Yup, very strange night here. Thunderstorms, lightning, rain, ice. Come 5am, hubby says the real ice arrived. Hanging from everything and very large. I saw some still hanging on the chicken coop when I got up late. It’s thawed now, but it will repeat tonight then warm up some. Will attempt to shear tomorrow by myself, then with Cathy on Thursday and Friday. Gotta play catch up from the weather. Was gonna crutch them but they all need fleeces off so…..since everyone has lived through these cold rough days even when sheared…..I’m gonna go ahead and do full shears on the rest. These will survive too. See….my thinking is….if I just crutch them and leave the rest of the fleece on….then sure, the baby can reach the teats and get milk….but the mom will be warm in her full fleece and the baby will have no fleece so…….she doesn’t realize how cold the baby might be. If she’s cold, she’ll know the baby is cold.
When the weather is like this….I don’t go out there. If I do…they all come out. They think I have food. Having to wait till the now later feed time for kidding season,(so they don’t give birth at night)….well, it sucks. Well, it’s the weather that sucks. If the weather was good I could be over there anytime. …feed or no feed. I could be making the greenie rounds with them and snapping photos as I go…which I will be doing very soon.

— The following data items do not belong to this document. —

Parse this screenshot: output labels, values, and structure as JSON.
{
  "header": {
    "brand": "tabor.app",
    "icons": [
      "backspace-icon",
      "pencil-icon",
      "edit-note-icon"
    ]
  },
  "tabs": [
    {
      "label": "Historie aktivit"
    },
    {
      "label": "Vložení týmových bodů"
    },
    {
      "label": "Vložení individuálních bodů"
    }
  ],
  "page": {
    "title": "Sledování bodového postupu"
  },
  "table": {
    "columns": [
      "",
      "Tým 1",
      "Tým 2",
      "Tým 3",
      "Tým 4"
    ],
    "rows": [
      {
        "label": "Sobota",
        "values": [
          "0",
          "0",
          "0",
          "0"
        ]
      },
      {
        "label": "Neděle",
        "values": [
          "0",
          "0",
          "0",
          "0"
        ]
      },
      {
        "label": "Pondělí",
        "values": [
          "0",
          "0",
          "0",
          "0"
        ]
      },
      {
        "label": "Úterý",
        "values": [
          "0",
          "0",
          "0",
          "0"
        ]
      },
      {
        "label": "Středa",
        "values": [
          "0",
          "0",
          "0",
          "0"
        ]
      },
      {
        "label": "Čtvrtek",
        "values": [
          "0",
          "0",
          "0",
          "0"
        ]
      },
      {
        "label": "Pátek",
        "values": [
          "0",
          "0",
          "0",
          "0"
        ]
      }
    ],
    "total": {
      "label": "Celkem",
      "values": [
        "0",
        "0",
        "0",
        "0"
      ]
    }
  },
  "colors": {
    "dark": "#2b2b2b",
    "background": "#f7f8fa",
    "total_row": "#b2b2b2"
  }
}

Well….I made the rounds. Got to check a few girls and wala…udders! Might be having more than I figured. Even Lila has one! She nearly died from the barberpole worm last year…so close to death…and now she’s beautiful and will have a baby very soon! But speaking of death….the suffering elder doe is finally not suffering. A little late but I’ll say Thank you God anyways. That raises another problem. That leaves only one lone doe in that pen. A lonely goat is not good. Can’t put her with the girls yet cuz she’s not completely well. Have a pregger that now has mites but don’t wanna move her out of the kidding group yet. Yikes. Poor girl is standing there shivering and I don’t think its from the cold. She’s alone. What to do, what to do. Don’t worry…I’ll figure something….most likely….I’ll move Bentley with her. Ya….best option. If a baby is bred…a bonus. Oh ya…Lila being bred…gives me another possibility to get red! Yay!!! (She’s Lily’s twin…Lily was my only red doe and I sold her before I discovered I could paint. Ok……hehe….3 blogs in a row. Like I said…bad weather. It should improve and the blogs will thin some. Love you guys. Signing off at YeeHaw Ranch.
Ps…..RIP Hannah….mother of Angel…and many many others at other farms.